We consider a system of linear constraints over any finite Abelian group $G$ of the following form: $\ell_i(x_1,\ldots,x_n) \equiv \ell_{i,1}x_1+\cdots+\ell_{i,n}x_n \in A_i$ for $i=1,\ldots,t$ and each $A_i \subset G$, $\ell_{i,j}$ is an element of $G$ and $x_i$'s are Boolean variables. Our main result shows that the subset of the Boolean cube that satisfies these constraints has exponentially small correlation with the $\text{MOD}_q$ boolean function, when the order of $G$ and $q$ are co-prime numbers.
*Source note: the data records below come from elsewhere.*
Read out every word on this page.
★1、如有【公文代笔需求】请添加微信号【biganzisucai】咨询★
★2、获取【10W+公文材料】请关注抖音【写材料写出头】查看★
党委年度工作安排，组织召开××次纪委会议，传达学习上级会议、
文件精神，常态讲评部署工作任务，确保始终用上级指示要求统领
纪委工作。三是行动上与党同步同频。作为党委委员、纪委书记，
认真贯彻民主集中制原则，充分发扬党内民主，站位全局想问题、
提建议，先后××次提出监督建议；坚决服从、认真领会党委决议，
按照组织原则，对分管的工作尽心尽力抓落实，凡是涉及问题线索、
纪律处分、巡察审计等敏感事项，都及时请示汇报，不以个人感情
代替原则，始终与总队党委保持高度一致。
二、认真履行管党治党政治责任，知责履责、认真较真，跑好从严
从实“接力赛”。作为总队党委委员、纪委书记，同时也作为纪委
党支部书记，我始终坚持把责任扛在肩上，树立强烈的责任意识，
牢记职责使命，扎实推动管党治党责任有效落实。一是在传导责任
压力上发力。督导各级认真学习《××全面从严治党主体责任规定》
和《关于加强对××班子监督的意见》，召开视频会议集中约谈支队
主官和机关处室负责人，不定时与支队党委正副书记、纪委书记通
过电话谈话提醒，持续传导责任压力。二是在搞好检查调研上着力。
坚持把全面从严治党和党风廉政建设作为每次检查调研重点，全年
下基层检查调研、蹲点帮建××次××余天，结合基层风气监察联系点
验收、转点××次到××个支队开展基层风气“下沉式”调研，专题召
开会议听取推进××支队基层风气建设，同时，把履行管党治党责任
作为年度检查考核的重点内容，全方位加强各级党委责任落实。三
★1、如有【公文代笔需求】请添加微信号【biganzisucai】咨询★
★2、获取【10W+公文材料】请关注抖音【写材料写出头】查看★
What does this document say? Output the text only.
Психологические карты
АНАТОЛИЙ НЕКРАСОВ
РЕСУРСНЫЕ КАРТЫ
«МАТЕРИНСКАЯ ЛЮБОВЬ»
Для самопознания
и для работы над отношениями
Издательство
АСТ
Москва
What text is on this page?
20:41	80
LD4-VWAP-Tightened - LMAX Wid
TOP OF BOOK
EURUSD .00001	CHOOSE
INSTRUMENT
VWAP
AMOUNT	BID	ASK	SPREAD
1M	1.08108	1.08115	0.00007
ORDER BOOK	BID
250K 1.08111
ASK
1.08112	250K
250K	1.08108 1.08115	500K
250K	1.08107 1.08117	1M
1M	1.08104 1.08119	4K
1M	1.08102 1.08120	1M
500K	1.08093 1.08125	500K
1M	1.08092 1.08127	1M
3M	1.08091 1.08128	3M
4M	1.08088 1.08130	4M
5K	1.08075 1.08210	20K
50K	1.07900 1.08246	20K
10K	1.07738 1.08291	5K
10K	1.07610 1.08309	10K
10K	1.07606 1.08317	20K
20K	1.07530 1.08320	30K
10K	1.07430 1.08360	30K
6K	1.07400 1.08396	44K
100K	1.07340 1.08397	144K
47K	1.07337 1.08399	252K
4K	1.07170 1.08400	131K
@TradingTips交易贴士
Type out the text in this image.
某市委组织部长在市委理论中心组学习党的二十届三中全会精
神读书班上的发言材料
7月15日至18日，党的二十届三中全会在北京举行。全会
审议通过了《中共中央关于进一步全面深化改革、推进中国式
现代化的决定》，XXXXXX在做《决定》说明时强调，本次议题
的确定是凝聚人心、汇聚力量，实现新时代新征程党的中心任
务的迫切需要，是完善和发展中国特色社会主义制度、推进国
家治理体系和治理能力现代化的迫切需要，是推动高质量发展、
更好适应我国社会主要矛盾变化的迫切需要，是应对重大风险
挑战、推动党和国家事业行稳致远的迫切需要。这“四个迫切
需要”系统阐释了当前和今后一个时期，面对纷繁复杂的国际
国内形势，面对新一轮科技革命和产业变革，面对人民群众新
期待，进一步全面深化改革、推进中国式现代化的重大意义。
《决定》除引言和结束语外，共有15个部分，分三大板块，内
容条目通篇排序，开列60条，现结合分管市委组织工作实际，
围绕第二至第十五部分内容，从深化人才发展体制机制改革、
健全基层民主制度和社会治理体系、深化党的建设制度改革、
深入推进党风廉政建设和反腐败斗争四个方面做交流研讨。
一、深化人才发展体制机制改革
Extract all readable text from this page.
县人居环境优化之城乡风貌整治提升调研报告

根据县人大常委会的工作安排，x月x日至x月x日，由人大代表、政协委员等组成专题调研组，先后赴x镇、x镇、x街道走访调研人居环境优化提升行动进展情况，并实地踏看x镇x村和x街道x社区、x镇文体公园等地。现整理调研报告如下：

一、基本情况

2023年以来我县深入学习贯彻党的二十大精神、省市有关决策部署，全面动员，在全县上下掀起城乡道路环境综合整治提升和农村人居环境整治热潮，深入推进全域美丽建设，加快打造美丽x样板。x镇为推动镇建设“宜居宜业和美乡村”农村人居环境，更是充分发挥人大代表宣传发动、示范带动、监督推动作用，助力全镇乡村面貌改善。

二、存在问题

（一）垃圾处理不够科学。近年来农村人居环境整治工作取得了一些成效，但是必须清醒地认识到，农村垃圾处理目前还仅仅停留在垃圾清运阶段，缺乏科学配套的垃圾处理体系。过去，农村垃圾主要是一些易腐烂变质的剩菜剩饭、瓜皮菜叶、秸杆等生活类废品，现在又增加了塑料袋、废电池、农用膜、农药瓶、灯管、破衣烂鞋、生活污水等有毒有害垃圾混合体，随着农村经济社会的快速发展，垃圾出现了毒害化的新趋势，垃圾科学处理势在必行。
Our work extends the recent result of Chattopadhyay and Wigderson (FOCS'09) who obtain such a correlation bound for linear systems over cyclic groups whose order is a product of two distinct primes or has at most one prime factor. Our result also immediately yields the first exponential bounds on the size of boolean depth-four circuits of the form $\text{MAJ} \circ \text{AND} \circ \text{ANY}_{O(1)} \circ \text{MOD}_m$ for computing the $\text{MOD}_q$ function, when $m,q$ are co-prime. No superpolynomial lower bounds were known for such circuits for computing any explicit function.%, when $m$ had three or more distinct prime factors.
This completely solves an open problem posed by Beigel and Maciel (Complexity'97).